Certains partis d'opposition avaient demandé le report du scrutin en raison de l'épidémie de coronavirus.

Mais le gouvernement a déclaré qu'il y aurait des installations pour se laver les mains et des masques dans les bureaux de vote, rapporte l'agence de presse AFP.

Malgré son enlèvement, l'Union pour la République et la démocratie de M. Cissé, principal parti d'opposition, a appelé ses partisans à se présenter et à voter en grand nombre.
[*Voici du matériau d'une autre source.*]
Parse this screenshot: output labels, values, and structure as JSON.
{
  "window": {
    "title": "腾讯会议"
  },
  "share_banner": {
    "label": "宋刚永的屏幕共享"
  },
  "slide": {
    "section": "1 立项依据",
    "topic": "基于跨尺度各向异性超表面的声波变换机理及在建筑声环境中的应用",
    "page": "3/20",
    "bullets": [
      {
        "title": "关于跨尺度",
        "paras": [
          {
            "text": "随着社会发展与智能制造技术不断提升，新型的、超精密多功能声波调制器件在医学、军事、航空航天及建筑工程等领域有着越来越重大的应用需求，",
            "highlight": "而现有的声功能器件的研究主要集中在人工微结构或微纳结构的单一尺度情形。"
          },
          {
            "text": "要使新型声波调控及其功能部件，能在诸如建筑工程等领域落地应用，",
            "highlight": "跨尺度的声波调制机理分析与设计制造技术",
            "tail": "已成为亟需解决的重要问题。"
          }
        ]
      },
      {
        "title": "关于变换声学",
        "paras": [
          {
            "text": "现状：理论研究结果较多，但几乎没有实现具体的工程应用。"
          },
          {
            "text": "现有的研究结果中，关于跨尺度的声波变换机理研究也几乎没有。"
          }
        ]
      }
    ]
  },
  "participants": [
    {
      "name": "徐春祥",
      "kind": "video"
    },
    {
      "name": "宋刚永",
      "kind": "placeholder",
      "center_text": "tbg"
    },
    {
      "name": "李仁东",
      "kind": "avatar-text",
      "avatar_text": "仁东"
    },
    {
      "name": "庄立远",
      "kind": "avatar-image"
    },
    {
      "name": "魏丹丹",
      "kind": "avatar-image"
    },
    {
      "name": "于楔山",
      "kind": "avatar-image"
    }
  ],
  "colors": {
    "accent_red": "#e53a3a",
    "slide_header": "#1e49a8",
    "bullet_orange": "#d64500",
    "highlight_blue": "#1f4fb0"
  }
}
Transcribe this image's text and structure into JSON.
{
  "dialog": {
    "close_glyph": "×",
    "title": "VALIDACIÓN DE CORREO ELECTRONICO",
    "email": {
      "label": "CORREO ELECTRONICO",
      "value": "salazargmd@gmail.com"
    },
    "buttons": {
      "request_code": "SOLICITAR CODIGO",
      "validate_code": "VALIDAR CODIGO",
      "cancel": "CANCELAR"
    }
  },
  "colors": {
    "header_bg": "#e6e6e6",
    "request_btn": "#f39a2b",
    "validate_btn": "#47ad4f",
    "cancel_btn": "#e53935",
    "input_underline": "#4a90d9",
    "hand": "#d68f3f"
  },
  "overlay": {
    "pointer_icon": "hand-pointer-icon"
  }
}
"En ces temps difficiles que traverse notre pays, plus que jamais, les militants du parti sont résolument invités à redoubler d'efforts pour une participation massive", a déclaré un porte-parole cité par l'AFP.

La dernière fois que des élections ont eu lieu pour le Parlement de 147 sièges en 2013, le parti Rally for Democracy du président Keïta a remporté une large majorité.

Des dizaines de milliers de personnes qui ont été forcées de quitter leur domicile en raison du conflit dans le nord du pays ne pourront pas voter.

Le Mali, ainsi que d'autres pays de la région, a fait face à une recrudescence de la violence militante islamiste. L'armée y est soutenue à la fois par une force régionale et par l'armée française.

Il existe également une force des Nations Unies, qui a été décrite comme l'opération de maintien de la paix la plus dangereuse au monde.